I was fortunate enough to experience my very first volunteer weekend at Shadowcliff this May. As a relatively new board member, I’ve heard the phrase “bring life to Shadowcliff” used innumerous times to describe May volunteering. Before May, I had visited Shadowcliff a few times, enough to know which building was Cliffside and where Riverbend was. I had walked the Laws of Nature Trail nodding, thinking, “this is pretty cool.”

 

The Laws of Nature

I could picture what it would be like to invite 40 or so people up to “bring life” to Shadowcliff. But this picture was nowhere near as lifelike as my volunteer experience actually was.

I could not have predicted how lively the volunteers were. I arrived to a welcoming, wonderful group of people who obviously care about the place. Everyone was so excited to grab buckets for cleaning, hammers for repairing and trowels for weeding. I spent a good chunk of my volunteer weekend hauling logs. Back and forth and back and forth, I placed logs along the edge of the Laws of Nature Trail 4 feet at a time. I gradually lined the trail, passing my fellow log-carrying comrades each time. At one point I stopped and looked at the progress we had made and was amazed at how much better the trail looked. Eventually I could walk the whole trail and draw one continuous line of logs as I went. We did it!

A Sense of Accomplishment

Needless to say, the Laws of Nature Trail is much more than, “pretty cool,” to me now. It evokes a sense of accomplishment, pride and emotional connection.

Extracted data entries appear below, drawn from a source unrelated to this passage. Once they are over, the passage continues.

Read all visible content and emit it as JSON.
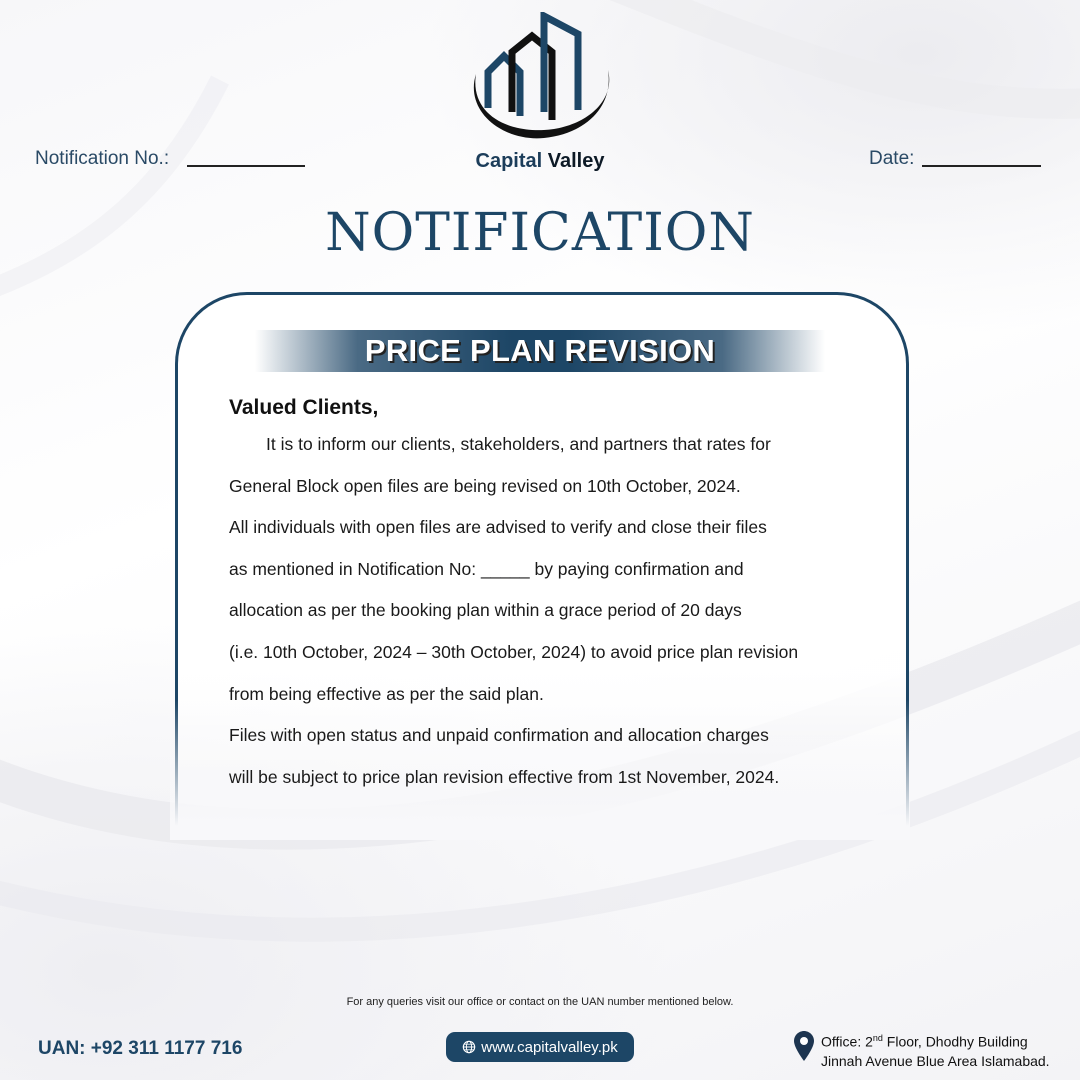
{
  "header": {
    "brand_word1": "Capital",
    "brand_word2": "Valley",
    "notification_no_label": "Notification No.:",
    "date_label": "Date:"
  },
  "title": "NOTIFICATION",
  "card": {
    "banner": "PRICE PLAN REVISION",
    "greeting": "Valued Clients,",
    "lines": [
      "It is to inform our clients, stakeholders, and partners that rates for",
      "General Block open files are being revised on 10th October, 2024.",
      "All individuals with open files are advised to verify and close their files",
      "as mentioned in Notification No: _____ by paying confirmation and",
      "allocation as per the booking plan within a grace period of 20 days",
      "(i.e. 10th October, 2024 – 30th October, 2024) to avoid price plan revision",
      "from being effective as per the said plan.",
      "Files with open status and unpaid confirmation and allocation charges",
      "will be subject to price plan revision effective from 1st November, 2024."
    ]
  },
  "footer": {
    "note": "For any queries visit our office or contact on the UAN number mentioned below.",
    "uan": "UAN: +92 311 1177 716",
    "website": "www.capitalvalley.pk",
    "office_line1_prefix": "Office: 2",
    "office_line1_sup": "nd",
    "office_line1_suffix": " Floor, Dhodhy Building",
    "office_line2": "Jinnah Avenue Blue Area Islamabad."
  },
  "colors": {
    "primary": "#1d4666",
    "text": "#1a1a1a"
  },
  "icons": [
    "capital-valley-logo",
    "globe-icon",
    "location-pin-icon"
  ]
}
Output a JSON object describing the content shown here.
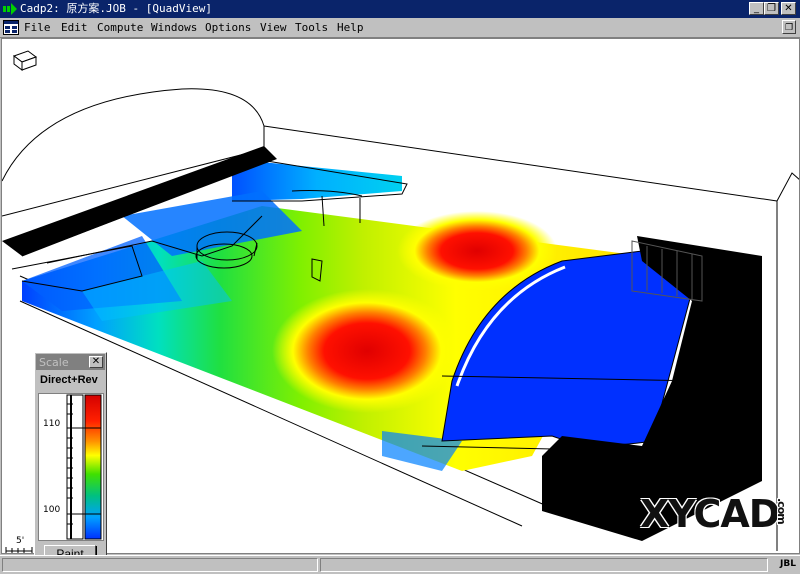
{
  "window": {
    "title": "Cadp2:  原方案.JOB - [QuadView]",
    "minimize_label": "_",
    "restore_label": "❐",
    "close_label": "✕"
  },
  "menu": {
    "items": [
      {
        "label": "File"
      },
      {
        "label": "Edit"
      },
      {
        "label": "Compute"
      },
      {
        "label": "Windows"
      },
      {
        "label": "Options"
      },
      {
        "label": "View"
      },
      {
        "label": "Tools"
      },
      {
        "label": "Help"
      }
    ],
    "restore_label": "❐"
  },
  "scale": {
    "title": "Scale",
    "close_label": "✕",
    "heading": "Direct+Rev",
    "ticks": [
      {
        "label": "110",
        "value": 110
      },
      {
        "label": "100",
        "value": 100
      }
    ],
    "paint_label": "Paint",
    "colors": [
      "#d40000",
      "#ff3000",
      "#ffa000",
      "#ffff00",
      "#30e000",
      "#00c060",
      "#00a0ff",
      "#0030ff"
    ]
  },
  "viewport": {
    "scale_bar_label": "5'",
    "watermark": "XYCAD",
    "watermark_suffix": ".com"
  },
  "status": {
    "brand": "JBL"
  }
}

At lunch that day, I looked around at the smiling faces of the other volunteers and realized that they must all feel a similar sense of accomplishment. The next time they see the project they were just working on, they will remember that it couldn’t have been done without them. Every single thing is intentional. The lack of dust and the lack of weeds does not just magically happen. It is the result of someone who cares enough to volunteer their time. Even the fact that there’s a shelf to dust or a garden to weed is the result of decades of volunteers who built Shadowcliff.

When people say that the May volunteers bring life to Shadowcliff, it is not a metaphor. Each volunteer that has ever touched Shadowcliff is part of the story. They’ve brought their compassion, their spirit and their life.

Thank you for welcoming me into this community!     


Allison Reser is a young sustainability professional based out of Denver, Colorado. Graduating from Colorado State University in 2015 with a BS in Ecosystem Science and Sustainability, she brings to Shadowcliff her passion for helping people connect with nature. Her aunt, Joni Teter, is a former Shadowcliff board member and inspired Allison to follow in her footsteps.